17 Mar 2014

How not to provide Mutual Legal Assistance

On 13 February 2014 the Divisional Court issued a strongly worded judgment about the way in which UK authorities should handle mutual legal assistance requests. ; in Van Der Pijl v Secretary of State for the Home Department and another [2014] EWHC 281 (Admin) does not change the law in this area but the court felt the need to set out the duties placed on each party when responding to and assisting foreign authorities pursuant to the Crime (International Co-operation) Act 2003. The need for clarification was emphasised when Mr Justice Green bluntly stated “This case reflects an exercise in how not to provide mutual legal assistance.”

The litigation had a long and complex history beginning with the application for mutual assistance by the Dutch authorities as far back as March 2011 and ending in December 2013 without the transmission of any of the material requested in time for the Dutch criminal trial. The Dutch authorities sought assistance with the search and seizure of materials located within the jurisdiction, to be used in a criminal case for tax fraud against the claimant. After the execution of the search warrant by the MPS the claimant successfully challenged its legitimacy in judicial review on the grounds of ‘specificity’. It is important to note that the letter of request from the Dutch authority was regarded lawful because they had provided an adequate basis upon which the court could properly form a conclusion that the domestic equivalent of the offence being investigated had actually been committed as opposed to being merely suspected. The judge made the order for the MPS to return material seized from the claimant on the grounds that the order to retain the material was made on the basis of an illegal warrant. The judge did not order the return of materials in the possession of the Dutch authorities on the undertaking from the MPS and the Secretary of State that they would use their best endeavours to persuade the said authority to return the property and any copies to the claimant.

Following the return of the seized material to the UK the claimant sought to prevent the Dutch authorities accessing the information under section 59 of the Criminal Justice and Police Act 2001, which allows authorities to retain material obtained in the “purported exercise of a relevant power of seizure;” this led to further preparatory hearings, an interim relief application and this application for judicial review. The claimant failed to challenge the reasoned decision of HHJ Price QC, allowing the Secretary of State to transfer the document to the Dutch authorities, until 31 October 2013, even after a request from the Secretary of State to apply without delay.

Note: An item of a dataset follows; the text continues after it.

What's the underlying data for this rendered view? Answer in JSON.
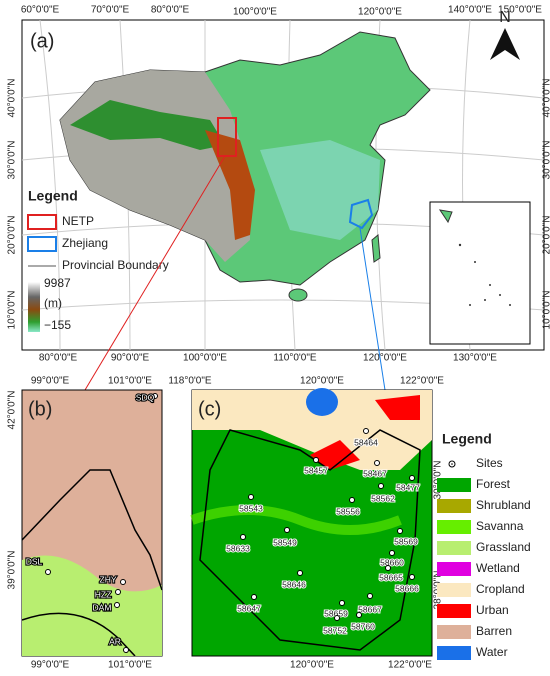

Search warrants both inside and out of the jurisdiction must satisfy the test of ‘substantive relevance;’ however, Green J highlights the limitations the UK courts face when reviewing foreign applications. Green J emphasised the mutual trust and comity which underpins both the European Convention on Mutual Assistance in Criminal Matters and the Convention on Criminal Matters between the Member States of the EU. The mutual trust entrenched in the signing of these conventions should have prevented the Dutch authorities from having to justify the relevance of each document, dramatically speeding up the process.

Green J gave a damning verdict on the efficiency of the UK authorities who had had over two and a half years to cooperate. The claimant was also blamed for tactically abusing the judicial processes available to him in order to prevent the Dutch authorities from obtaining the information in time for their December trial. The numerous failings throughout this case are laid out in the guidelines given by Green J:

i) The United Kingdom Central Authority needs to ensure that at all times the Courts are kept fully aware of the state of progress of proceedings in the foreign jurisdiction since without this knowledge informed listings decisions cannot be made;

ii) The Courts need to ensure that listing decisions are taken with a view to ensuring as much expedition as is proper in the circumstances and if necessary designating a single judge to be responsible for case managing the process;

iii) The MPS needs to take greater care in seeking and enforcing warrants; and

iv) Persons subject to mutual assistance order and interventions need to be made fully aware that in their entirely legitimate attempts to protect their rights, any unacceptable delay or abuse of process will be rigorously opposed and appropriate sanctions imposed.

The guidelines set out by Green J should ensure that foreign authorities, especially EU member states, who make valid requests for mutual assistance, are not thwarted by error, disorganisation or procedural abuse in the UK. It is clear that all parties have a part to play in ensuring the system runs efficiently and expediently. The case underlines again the vital importance of making an early challenge to search warrants in such cases. A delay of two and a half months in this case was plainly far too long. The court expects such claims to be filed very quickly in future.